Uric acid is an enzymatic waste endproduct from the degradation of purine nucleosides that is renally excreted. Uric acid plays both protective and damaging roles in the skeletal muscles [39], most likely due to its strong antioxidant properties at low levels and pro-inflammatory effect at high levels [35]. It has been proposed that oxidative stress might contribute to muscle weakness and wasting. Uric acid at a low level might stabilize the excessive production of free radicals that causes muscle protein damage leading to muscle strength reduction [40]. However, at high levels, uric acid stimulates the pro-inflammatory pathway and elevates the production of pro-inflammatory cytokines including interleukin-1 (IL-1), IL-6, and the tumor necrosis factor (TNF), which have an impact on muscle mass and function in aged muscles [41, 42]. While we did not find a significant cross-sectional association between uric acid and leg muscle strength (p=0.56) at the 2.6-year follow-up phase, we found that there was a positive association between uric acid concentrations and leg muscle strength at the baseline time point. This is consistent with previous studies [39, 40]. We also documented a negative association between uric acid levels and longitudinal leg muscle strength, consistent with previous studies [41, 42]. Thus, our findings suggested the importance of maintaining optimal levels of uric acid in the blood for muscle strength [40].

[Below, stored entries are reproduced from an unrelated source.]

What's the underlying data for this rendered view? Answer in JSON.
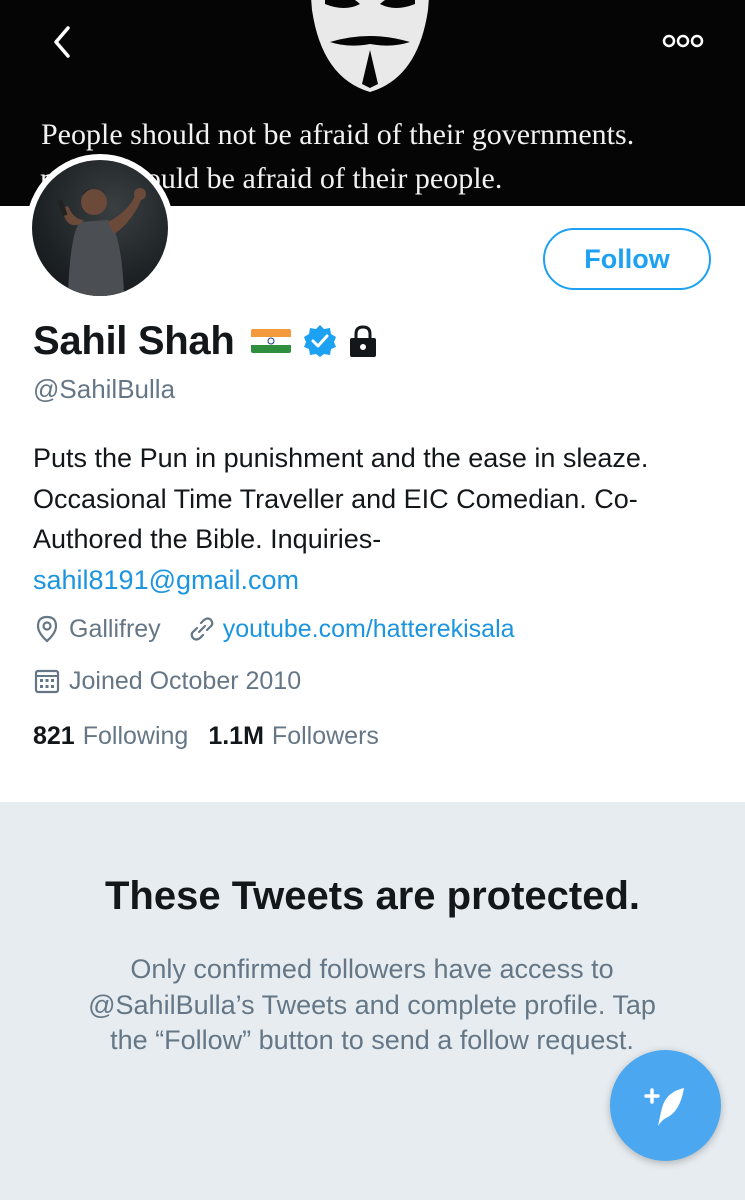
{
  "banner": {
    "quote_line_1": "People should not be afraid of their governments.",
    "quote_line_2": "ments should be afraid of their people."
  },
  "profile": {
    "name": "Sahil Shah",
    "handle": "@SahilBulla",
    "bio": "Puts the Pun in punishment and the ease in sleaze. Occasional Time Traveller and EIC Comedian. Co- Authored the Bible. Inquiries-",
    "bio_link": "sahil8191@gmail.com",
    "location": "Gallifrey",
    "website": "youtube.com/hatterekisala",
    "joined": "Joined October 2010",
    "following_count": "821",
    "following_label": "Following",
    "followers_count": "1.1M",
    "followers_label": "Followers"
  },
  "follow_button": {
    "label": "Follow"
  },
  "protected": {
    "title": "These Tweets are protected.",
    "message": "Only confirmed followers have access to @SahilBulla’s Tweets and complete profile. Tap the “Follow” button to send a follow request."
  },
  "icons": {
    "back": "chevron-left-icon",
    "more": "more-icon",
    "verified": "verified-icon",
    "lock": "lock-icon",
    "location": "location-icon",
    "link": "link-icon",
    "calendar": "calendar-icon",
    "compose": "compose-tweet-icon"
  },
  "colors": {
    "accent": "#1da1f2",
    "link": "#1b95e0",
    "secondary_text": "#657786",
    "protected_bg": "#e6ecf0"
  }
}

The strength of the current study was its longitudinal nature which allowed us to detect significant metabolite associations for muscle strength changes overtime within an individual. This can not be achieved in a cross-sectional analysis. Indeed, when we analyzed the data cross-setionally for the 2.6-year follow-up point, the significance for the identified metabolites became weaker or even non-significant. The current study also underscored the importance of the longer follow-up time with multiple time point measurements as it could minimize the effect of fluctuating variability on the measurements and provide more accurate estimate of changes over time. However, there are a number of limitations in this study. The present study used a commercially available metabolomics assay kit that offers limited coverage of metabolome. Thus, we might miss some metabolites that may contribute to the longitudinal reduction of muscle strength. Since metabolomics profiling was performed at only 2.6-year follow-up point, we cannot make any inference regarding the association between the changes in metabolite profiles over time and the muscle strength decline over time. Further studies with multiple time point metabolomic profilings are needed. Loss to follow-up might have influenced our results, especially for leg muscle strength as we had 6–8% of missing values at phase 3 and phase 4 follow-up points. Indeed, those lost to follow-up had a lower leg muscle strength measurement at baseline than those included in the analysis (data not shown). However, there was no difference in uric acid levels between those included and excluded in the final analysis, suggesting that loss to follow-up was unlikely to bias the observed association. We cannot rule out the potential confounding effect of gout on the association between uric acid and leg muscle strength as we did not have data on gout in our cohort. However, gout mostly affects big toes and associated with reduced muscle strength of the ankle and foot, not leg muscle strength, suggesting the observed association was less likely to be biased. Finally, our results may not be generalized to populations that have different area-specific socioeconomic indexes and health provisions than that in Tasmania, Australia.

In conclusion, our data demonstrates that baseline elevated serum concentrations of ADMA and uric acid were associated with age-dependent muscle strength reduction. Confirmation of these findings would establish new insights into the pathogenesis of age-related muscle strength decline and uncover novel targets for developing strategies to prevent muscle strength loss over time.